A Song a Day
a site about Dina MaccabeeArchive for Dina Maccabee Band
Innocent Words review
By: Jonathan Tuttle
Dina Maccabee
Who Do You Suppose You Are?
(Antephonic)
Dina Maccabee is a classical viola major, but her music is far from being classical. She is quirky, sometimes a daydreamer, and elegant all in one. Picture the subtleness of Aimee Mann with the chaos of Lisa Germano. Maccabee straddles this fine line masterfully by not getting too folky or too obscure with her sound. She has a striking supple voice that wraps around the music like a warm blanket straight out of the dryer.
On her nine-song debut, Maccabee is joined by free-jazz guitarist Tobin Summerfield and together the classically trained girl and the jazz-inspired boy make beautiful folk pop songs together. The songs on Who Do You Suppose You Are? stand on their own…Maccabee’s style bridge the gap of so many genre’s it’s her own sound.

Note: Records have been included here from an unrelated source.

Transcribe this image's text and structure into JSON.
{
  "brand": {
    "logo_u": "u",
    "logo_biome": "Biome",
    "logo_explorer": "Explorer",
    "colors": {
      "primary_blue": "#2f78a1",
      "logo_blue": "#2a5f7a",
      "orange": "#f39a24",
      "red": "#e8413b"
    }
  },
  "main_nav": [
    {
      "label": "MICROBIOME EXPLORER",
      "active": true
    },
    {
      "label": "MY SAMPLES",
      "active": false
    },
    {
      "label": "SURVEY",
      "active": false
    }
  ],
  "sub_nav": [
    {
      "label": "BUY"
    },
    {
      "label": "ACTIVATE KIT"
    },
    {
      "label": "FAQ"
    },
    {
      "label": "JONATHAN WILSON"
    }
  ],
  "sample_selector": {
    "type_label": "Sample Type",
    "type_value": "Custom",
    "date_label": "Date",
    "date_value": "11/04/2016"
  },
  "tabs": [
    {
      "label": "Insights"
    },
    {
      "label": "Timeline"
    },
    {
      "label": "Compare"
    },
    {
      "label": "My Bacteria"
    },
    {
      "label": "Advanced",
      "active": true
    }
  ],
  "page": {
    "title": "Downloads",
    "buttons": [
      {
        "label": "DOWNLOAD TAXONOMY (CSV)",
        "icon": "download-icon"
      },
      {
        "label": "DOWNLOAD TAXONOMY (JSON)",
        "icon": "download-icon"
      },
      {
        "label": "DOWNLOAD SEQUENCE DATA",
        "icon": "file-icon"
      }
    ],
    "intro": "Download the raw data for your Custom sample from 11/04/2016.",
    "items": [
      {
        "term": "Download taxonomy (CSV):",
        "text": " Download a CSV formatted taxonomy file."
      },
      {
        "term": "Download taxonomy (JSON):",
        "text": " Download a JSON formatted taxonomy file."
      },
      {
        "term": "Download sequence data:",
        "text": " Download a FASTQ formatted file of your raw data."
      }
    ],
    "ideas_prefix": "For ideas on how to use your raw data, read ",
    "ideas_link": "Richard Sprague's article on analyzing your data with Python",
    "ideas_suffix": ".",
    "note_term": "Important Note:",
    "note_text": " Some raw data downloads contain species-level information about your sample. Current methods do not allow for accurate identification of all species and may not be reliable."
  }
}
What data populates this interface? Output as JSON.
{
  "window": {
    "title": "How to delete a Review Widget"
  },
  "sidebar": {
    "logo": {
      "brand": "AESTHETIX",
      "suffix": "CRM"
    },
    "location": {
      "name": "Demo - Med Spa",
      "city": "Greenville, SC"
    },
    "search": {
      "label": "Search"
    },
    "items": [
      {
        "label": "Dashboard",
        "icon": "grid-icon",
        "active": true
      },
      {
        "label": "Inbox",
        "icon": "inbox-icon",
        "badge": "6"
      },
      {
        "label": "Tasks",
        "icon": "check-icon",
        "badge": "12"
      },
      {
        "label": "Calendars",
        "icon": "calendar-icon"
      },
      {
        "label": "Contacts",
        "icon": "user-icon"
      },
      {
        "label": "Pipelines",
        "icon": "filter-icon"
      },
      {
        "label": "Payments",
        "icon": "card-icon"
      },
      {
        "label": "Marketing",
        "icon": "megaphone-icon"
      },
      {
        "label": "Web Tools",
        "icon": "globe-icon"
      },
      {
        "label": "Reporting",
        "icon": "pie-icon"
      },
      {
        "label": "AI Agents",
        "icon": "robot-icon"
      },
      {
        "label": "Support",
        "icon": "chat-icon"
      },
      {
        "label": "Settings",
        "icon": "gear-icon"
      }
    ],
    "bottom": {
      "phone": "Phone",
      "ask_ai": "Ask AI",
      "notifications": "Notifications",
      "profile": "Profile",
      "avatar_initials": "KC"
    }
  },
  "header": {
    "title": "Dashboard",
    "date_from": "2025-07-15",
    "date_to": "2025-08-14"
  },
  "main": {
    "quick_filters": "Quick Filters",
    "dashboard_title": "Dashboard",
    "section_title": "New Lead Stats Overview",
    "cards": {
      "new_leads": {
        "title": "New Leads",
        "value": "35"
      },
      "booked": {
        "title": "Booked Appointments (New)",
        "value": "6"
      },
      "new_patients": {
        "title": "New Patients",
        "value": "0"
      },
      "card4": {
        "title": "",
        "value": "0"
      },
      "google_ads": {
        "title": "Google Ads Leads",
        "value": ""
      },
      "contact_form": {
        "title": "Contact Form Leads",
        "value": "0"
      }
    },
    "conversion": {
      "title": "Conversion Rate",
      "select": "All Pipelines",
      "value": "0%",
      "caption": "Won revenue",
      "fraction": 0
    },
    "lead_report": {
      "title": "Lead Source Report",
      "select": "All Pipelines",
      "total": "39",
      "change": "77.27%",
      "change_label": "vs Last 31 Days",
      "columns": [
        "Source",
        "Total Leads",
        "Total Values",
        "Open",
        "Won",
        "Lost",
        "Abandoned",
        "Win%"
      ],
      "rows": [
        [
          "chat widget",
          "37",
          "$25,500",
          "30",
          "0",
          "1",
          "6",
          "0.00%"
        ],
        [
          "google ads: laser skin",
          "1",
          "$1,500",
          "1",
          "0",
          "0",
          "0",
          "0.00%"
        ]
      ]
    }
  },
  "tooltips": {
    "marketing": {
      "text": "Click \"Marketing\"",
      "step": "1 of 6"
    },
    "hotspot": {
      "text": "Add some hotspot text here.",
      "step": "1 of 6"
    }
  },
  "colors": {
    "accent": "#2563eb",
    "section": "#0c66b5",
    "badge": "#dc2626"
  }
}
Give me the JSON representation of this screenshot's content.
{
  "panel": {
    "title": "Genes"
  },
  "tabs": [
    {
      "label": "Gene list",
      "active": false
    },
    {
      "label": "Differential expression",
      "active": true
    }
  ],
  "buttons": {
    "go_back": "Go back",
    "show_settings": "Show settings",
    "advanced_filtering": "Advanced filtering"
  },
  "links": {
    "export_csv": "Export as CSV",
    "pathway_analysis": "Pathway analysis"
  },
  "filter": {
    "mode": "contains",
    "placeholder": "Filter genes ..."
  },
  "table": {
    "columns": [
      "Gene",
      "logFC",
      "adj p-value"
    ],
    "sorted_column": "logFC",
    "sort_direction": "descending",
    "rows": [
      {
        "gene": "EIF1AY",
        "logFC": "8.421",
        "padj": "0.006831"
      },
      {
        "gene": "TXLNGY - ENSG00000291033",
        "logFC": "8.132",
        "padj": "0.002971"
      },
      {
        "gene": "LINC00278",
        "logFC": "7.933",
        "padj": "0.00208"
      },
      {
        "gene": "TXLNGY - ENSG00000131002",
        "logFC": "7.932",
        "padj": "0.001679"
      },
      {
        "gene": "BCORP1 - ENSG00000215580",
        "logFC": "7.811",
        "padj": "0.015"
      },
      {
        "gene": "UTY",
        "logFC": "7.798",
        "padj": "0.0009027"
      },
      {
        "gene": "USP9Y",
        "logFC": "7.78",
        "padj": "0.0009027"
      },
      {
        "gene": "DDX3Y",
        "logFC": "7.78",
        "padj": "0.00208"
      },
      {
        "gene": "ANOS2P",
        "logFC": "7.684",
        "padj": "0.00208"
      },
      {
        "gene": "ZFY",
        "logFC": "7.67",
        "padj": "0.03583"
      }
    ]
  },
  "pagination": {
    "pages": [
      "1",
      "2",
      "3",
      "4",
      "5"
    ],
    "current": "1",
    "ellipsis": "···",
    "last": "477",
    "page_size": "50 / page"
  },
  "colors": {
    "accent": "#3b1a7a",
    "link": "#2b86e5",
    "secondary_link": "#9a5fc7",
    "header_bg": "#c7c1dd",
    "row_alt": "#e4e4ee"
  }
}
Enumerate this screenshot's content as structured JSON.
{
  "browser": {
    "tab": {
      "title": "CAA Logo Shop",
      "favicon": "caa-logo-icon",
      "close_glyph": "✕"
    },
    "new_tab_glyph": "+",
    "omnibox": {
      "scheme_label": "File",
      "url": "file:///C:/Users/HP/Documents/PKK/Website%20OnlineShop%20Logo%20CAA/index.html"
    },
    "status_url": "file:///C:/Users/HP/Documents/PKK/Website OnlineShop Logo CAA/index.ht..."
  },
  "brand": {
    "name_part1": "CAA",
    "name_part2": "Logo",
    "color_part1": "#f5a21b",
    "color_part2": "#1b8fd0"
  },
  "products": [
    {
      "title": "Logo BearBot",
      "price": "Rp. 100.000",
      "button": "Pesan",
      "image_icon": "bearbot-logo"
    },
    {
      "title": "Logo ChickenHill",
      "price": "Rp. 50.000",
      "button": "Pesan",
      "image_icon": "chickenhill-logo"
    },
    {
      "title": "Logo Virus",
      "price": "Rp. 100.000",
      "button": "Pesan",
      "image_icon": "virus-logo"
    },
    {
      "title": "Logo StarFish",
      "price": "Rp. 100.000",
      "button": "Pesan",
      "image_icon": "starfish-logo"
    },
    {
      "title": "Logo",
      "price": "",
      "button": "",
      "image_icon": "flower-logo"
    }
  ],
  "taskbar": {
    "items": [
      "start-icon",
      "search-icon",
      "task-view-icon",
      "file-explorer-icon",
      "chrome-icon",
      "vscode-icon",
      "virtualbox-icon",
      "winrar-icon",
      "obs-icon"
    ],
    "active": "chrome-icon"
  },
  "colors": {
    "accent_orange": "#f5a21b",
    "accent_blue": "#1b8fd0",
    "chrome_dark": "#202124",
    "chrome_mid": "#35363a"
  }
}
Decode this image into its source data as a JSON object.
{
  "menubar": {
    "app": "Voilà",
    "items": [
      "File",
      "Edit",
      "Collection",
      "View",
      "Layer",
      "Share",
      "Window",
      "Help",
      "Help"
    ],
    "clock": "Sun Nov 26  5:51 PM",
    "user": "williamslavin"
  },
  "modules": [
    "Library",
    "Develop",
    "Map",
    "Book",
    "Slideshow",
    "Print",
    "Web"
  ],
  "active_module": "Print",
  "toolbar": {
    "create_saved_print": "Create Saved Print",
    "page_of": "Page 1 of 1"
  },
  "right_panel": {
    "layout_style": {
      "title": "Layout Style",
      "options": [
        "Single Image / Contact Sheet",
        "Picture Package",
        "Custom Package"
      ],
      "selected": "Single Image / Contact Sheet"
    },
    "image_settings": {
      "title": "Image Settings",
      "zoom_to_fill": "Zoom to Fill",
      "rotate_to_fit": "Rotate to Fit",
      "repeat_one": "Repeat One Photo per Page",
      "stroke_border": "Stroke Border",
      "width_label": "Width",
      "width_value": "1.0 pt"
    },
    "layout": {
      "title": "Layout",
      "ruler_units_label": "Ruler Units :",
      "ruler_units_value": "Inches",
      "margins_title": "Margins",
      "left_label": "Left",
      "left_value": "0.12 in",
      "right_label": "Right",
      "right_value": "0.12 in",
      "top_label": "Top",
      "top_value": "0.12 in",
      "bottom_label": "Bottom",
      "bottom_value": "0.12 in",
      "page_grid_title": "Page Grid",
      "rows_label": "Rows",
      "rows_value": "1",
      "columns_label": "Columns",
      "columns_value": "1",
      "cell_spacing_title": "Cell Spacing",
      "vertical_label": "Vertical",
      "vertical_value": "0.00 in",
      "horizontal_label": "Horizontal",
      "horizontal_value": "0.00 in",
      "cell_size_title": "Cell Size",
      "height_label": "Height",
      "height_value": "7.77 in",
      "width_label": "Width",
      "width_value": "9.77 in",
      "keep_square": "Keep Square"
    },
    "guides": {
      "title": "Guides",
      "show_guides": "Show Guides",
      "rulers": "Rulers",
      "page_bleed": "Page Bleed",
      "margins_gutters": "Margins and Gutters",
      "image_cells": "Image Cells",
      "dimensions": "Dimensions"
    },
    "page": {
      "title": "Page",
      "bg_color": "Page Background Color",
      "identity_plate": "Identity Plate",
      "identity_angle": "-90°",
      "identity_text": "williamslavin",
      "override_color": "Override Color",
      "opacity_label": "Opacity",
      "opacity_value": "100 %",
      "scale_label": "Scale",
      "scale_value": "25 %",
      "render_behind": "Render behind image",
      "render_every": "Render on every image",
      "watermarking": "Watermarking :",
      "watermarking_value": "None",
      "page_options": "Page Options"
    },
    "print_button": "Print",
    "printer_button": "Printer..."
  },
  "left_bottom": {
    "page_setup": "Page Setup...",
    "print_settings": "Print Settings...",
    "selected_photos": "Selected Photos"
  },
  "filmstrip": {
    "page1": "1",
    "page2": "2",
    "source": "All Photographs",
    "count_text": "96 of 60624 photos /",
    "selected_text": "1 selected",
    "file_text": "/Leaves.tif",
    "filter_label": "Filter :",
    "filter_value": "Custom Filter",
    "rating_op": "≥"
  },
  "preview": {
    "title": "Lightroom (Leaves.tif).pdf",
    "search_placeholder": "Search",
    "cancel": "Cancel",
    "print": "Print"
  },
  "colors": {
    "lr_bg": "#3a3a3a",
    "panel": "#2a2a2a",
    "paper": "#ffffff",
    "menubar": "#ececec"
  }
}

With her intellictual song structures and perfect-pitch vocals, Maccabee has the abilty to pull off the up beat pop sounds on “Hi-Yo” then counter that with the wide open field of “In Your Galaxy.” “Far Away” is a drum-driven song with screeching strings and Maccabee’s soft vocals. She goes the traditional folk route on “Soon We Will All Be Forgotten” and “Like Dew In the Sun.” The album closes with arguable it’s best track –“Build Me a House” with its tambourine keeping time while a ghostly guitar strums in the back with Maccabee’s slow haunting vocals peeking out behind the haze.
Maccabee, who has played alongside everyone from Vienna Teng, Vetiver, Sufjan Stevens, and Wilco, has learned from the musicians she has played with and applied that to an impressive debut album.